Renal Impairment: The elimination of flecainide from the body depends on renal function (ie, 10 to 50% appears in urine as unchanged drug). With increasing renal impairment, the extent of unchanged drug excretion in urine is reduced and the plasma half-life of flecainide is prolonged. Different dosage regimens are recommended for patients with various degrees of renal insufficiency (see Pharmacology and Dosage).
Blood Dyscrasias: There have been extremely rare reports of blood dyscrasias (pancytopenia, anemia, thrombocytopenia, leukopenia, granulocytopenia). Although no causal relationship has been established, it is advisable to discontinue flecainide in patients who develop blood dyscrasia in order to eliminate it as the possible causative agent.
Occupational Hazards: Since flecainide can cause dizziness, light headedness, faintness and visual disturbance, patients should be cautioned about engaging in activities requiring judgment and physical co-ordination (such as driving an automobile or operating dangerous machinery) when these effects occur.

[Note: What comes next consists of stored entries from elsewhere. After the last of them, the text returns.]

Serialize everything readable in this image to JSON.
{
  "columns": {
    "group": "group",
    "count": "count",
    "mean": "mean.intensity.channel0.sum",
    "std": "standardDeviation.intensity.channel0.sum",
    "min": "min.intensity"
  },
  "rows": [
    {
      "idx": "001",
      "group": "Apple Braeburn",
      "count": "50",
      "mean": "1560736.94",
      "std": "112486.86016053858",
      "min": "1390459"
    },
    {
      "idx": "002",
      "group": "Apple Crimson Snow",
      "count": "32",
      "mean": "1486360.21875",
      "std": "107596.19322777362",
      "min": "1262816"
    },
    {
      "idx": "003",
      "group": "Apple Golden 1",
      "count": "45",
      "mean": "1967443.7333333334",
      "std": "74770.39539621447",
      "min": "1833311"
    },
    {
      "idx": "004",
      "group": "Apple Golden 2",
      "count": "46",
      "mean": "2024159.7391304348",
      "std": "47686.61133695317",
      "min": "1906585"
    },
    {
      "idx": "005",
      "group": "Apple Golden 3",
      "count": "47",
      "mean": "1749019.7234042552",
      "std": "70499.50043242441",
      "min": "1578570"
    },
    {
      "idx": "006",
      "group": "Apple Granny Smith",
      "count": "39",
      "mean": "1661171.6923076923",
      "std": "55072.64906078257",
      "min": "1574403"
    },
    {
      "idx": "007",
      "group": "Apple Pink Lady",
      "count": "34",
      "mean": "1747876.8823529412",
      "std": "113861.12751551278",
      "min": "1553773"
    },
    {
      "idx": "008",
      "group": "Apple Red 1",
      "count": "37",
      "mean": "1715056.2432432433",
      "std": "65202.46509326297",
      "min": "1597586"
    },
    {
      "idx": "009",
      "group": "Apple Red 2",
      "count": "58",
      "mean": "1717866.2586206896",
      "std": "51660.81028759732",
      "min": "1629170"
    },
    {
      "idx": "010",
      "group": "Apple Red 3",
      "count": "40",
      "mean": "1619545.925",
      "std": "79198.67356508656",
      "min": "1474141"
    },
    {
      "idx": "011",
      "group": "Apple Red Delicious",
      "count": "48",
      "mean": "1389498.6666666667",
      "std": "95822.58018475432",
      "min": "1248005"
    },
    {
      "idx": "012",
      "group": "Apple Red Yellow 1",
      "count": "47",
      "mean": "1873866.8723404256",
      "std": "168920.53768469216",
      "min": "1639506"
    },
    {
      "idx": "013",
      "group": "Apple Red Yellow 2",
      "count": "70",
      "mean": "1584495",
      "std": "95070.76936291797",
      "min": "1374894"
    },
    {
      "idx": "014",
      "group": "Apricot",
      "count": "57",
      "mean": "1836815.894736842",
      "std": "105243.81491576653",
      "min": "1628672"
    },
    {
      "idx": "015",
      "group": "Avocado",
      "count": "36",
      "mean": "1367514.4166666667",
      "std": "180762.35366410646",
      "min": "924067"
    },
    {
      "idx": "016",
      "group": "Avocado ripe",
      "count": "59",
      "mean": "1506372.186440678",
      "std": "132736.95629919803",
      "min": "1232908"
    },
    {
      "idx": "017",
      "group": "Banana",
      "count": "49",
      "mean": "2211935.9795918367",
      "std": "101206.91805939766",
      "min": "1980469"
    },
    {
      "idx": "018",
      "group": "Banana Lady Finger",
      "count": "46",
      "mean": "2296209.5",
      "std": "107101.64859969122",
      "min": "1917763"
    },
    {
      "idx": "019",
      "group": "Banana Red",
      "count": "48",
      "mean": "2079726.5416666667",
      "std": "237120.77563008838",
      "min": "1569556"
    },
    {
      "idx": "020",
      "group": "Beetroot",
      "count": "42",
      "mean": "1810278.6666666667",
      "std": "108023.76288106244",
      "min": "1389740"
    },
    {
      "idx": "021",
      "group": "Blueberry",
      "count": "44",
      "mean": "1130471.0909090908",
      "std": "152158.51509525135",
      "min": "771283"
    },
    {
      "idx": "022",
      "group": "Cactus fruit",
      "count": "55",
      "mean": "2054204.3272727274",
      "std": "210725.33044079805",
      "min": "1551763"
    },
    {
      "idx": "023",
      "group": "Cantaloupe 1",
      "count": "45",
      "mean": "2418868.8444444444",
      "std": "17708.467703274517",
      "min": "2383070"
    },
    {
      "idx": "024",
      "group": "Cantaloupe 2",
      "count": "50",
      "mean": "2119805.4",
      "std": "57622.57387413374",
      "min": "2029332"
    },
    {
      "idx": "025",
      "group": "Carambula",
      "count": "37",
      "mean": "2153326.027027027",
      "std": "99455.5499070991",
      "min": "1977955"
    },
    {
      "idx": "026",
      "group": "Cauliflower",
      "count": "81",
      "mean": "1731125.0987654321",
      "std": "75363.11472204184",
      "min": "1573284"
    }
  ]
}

Geriatrics: Flecainide elimination from plasma is somewhat slower in this age group (see Dosage).
Lactation: Flecainide is excreted in human milk. Because of the drug’s potential for serious adverse reactions in nursing infants, a decision should be made whether to discontinue nursing or discontinue the drug, taking into account the importance of the drug to the mother.
Children: The safety and effectiveness in children below the age of 18 years have not been established.
Drug Interactions: Flecainide has been administered to patients receiving digitalis preparations or beta-adrenergic blocking agents without adverse effects. During multiple oral doses to healthy subjects stabilized on a maintenance dose of digoxin, a 13 to 19% increase in plasma digoxin levels occurred at 6 hours postdose.
In a study involving healthy subjects receiving flecainide and propranolol concurrently, plasma flecainide levels were increased about 20% and propranolol levels were increased about 30% compared with control values. In this study, flecainide and propranolol were each found to have negative inotropic effects; when the drugs were administered together, the effects were additive. The effects of concomitant administration on the PR interval were less than additive. In flecainide clinical trials, patients who were receiving beta blockers concurrently did not experience an increased incidence of side effects. Nevertheless, the possibility of additive negative inotropic effects of beta blockers and flecainide should be recognized.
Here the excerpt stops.